This is a lost, exclusive excerpt from Tim Howard’s missing epilogue from his forthcoming memoir, “The Keeper.” Warning: This material may contain explicit language.
On the evening of Friday, December 5, 2014, my phone rang, displaying a number I didn’t recognize. When I answered, the voice on the other end spoke quickly, in a crisp Spanish accent with a slight British affectation.
Tim Howard? Bert Martinez here. I’m your coach. I’ve seen you in practice and I’m interested. No need to do anything. Just wanted to let you know that we have a game today and we want you to play in goal for us. Take care.
When you get a call like that, things register in different stages. Spanish manager … my coach … Everton FC.
And then: Holy cow. Bert Martinez!
After Bert hung up, I stared at the phone. I was going to be starting in goal for Everton against Manchester City. It had happened so fast, part of me wondered if it had happened at all. And then I remembered, I need to trim my beard.
After trimming my beard. I dialed my agent. “I just got this crazy phone call …” I said.
True to his word, Bert started me in goal, as he had in pretty much every game during his tenure. I was his #1; that’s what he always told me.
The game started as most games begin — scoreless, with a few gentle strokes of my beard for luck and some electricity in the air. The opening stanza was pretty uneventful, until — I hate to say this — Sergio Agüero gave us hope.

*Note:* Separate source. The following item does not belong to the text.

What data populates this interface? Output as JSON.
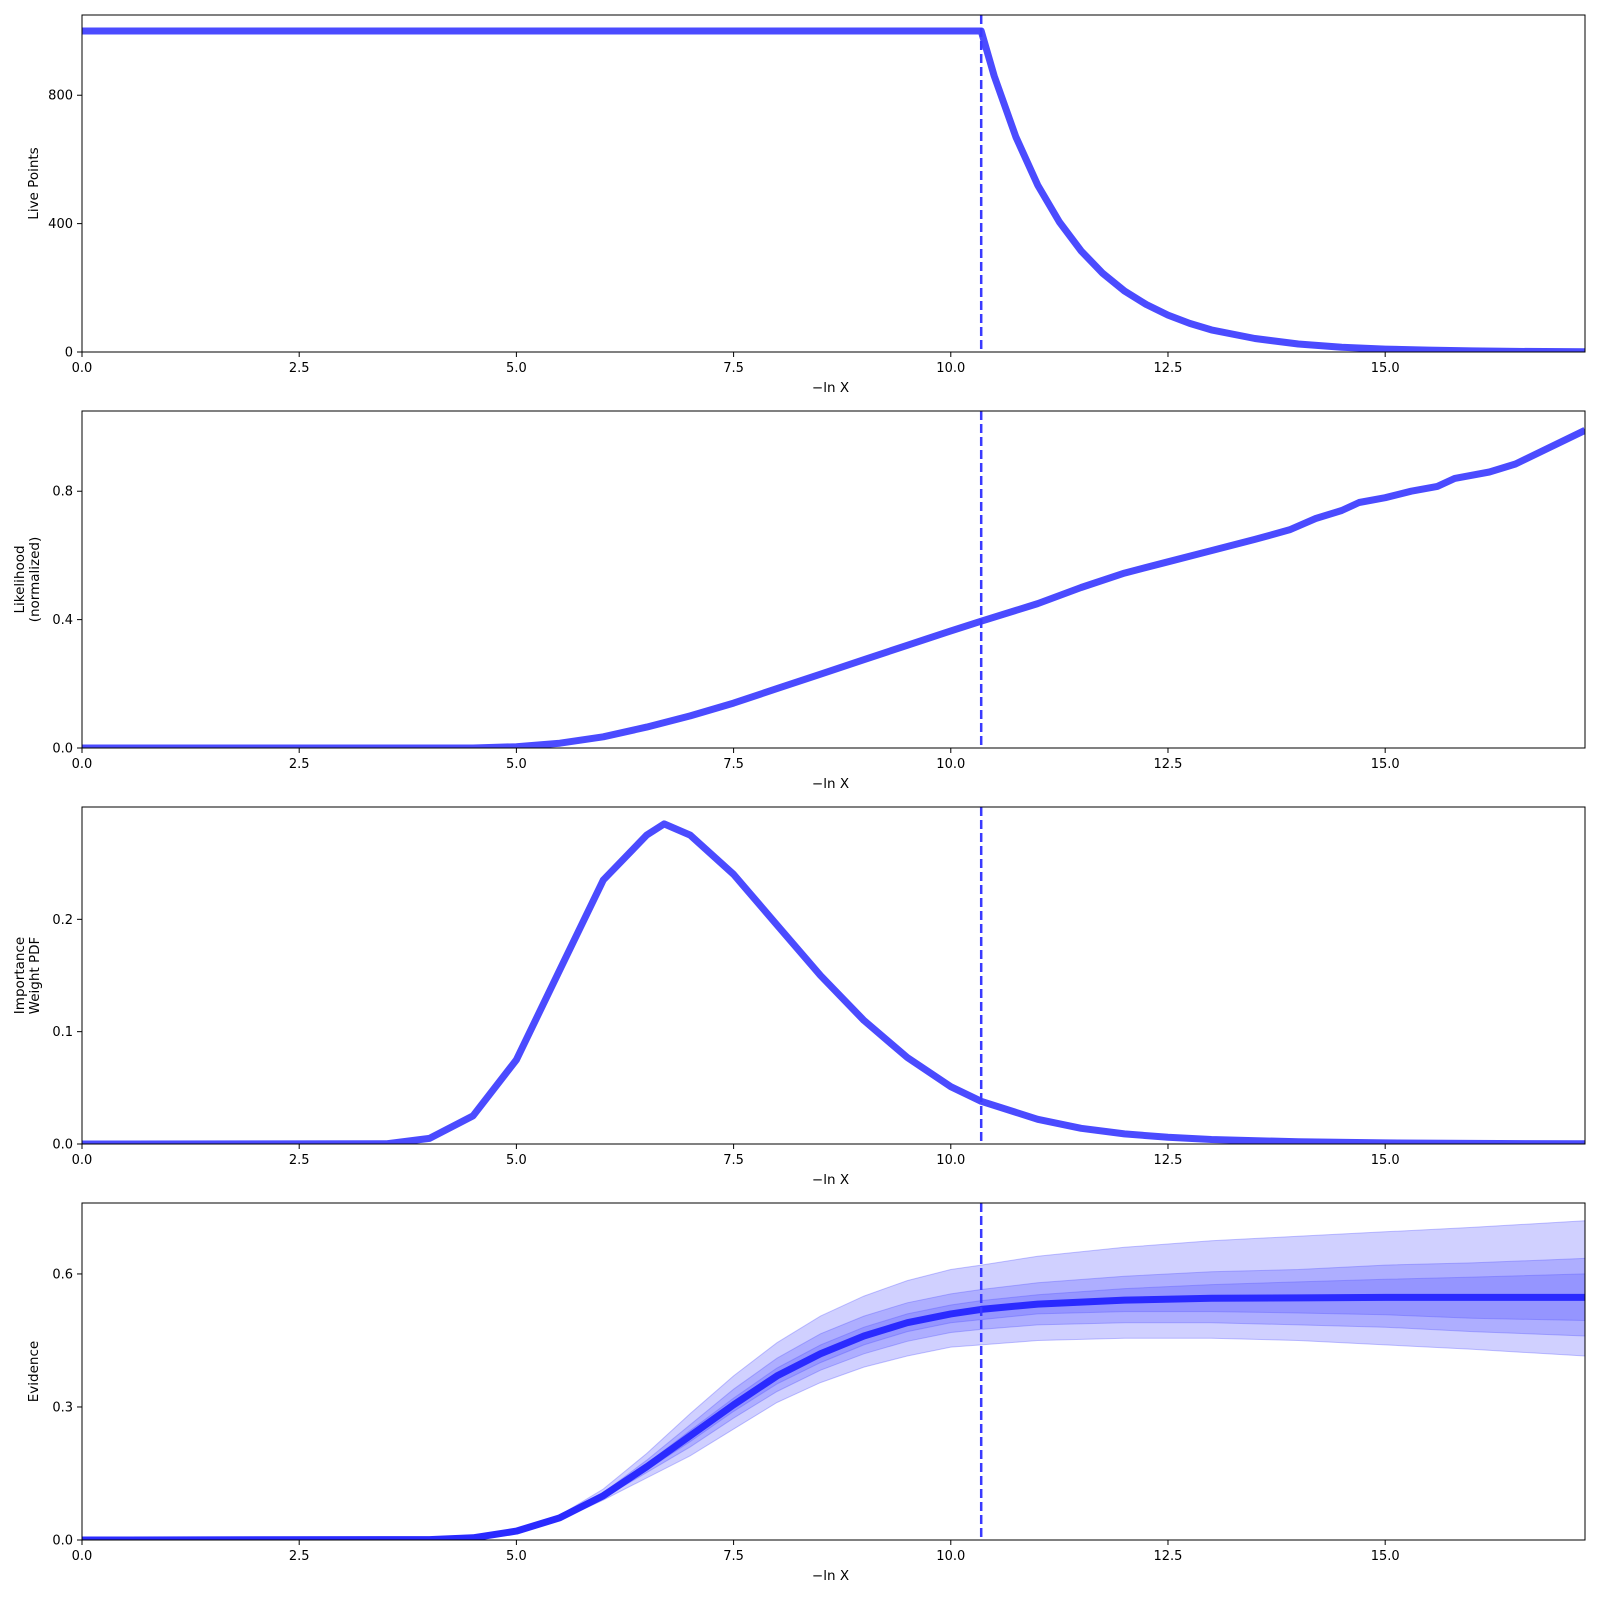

At that moment, I knew that we had to impose ourselves on the game. There was Sergio Aguero, perhaps the most prolific goal scorer in the Premier League, crumpled on the ground. I hoped his injury wasn’t serious, but I also knew that losing the Argentine would be a psychological blow for City.
I knew I had to pick up my team. It’s something I do well, and it’s something Bert asked me to do the morning of the game, when I met with him to make sure the previous night’s call wasn’t some sick joke. So I started with the theatrics I learned back in New Jersey as a kid.
I high-stepped and yelled “Monkey shit!” in an effort to make the City players uncomfortable.
I talked to my beard in the third-person, telling it to calm down every time a City player was in ear shot.
Ultimately, it was all for naught, as a refereeing conspiracy led to one of the most egregious penalty decisions of the 21st century. I was appalled but knew there was nothing I could do about it. One of the things I learned when if first moved to England (not from Brad Friedel) was to move on quickly from decisions that go against you. So I maintained my cool and moved on.
The game ended 1-0 and allowed Manchester City to pull within 3 points of Chelsea. Other than the referee, and maybe Brad Friedel, we only had ourselves to blame. After the final whistle, I made my way toward City’s keeper Joe Hart. We embraced, because only a goalkeeper knows what it’s like to live the goalkeeper life. No words were exchanged. We just held each other until we knew that could each move on with our lives. It turns out, that would be 30 minutes later.
I learned a lesson that remains with me until this day: You can’t hurry hugs.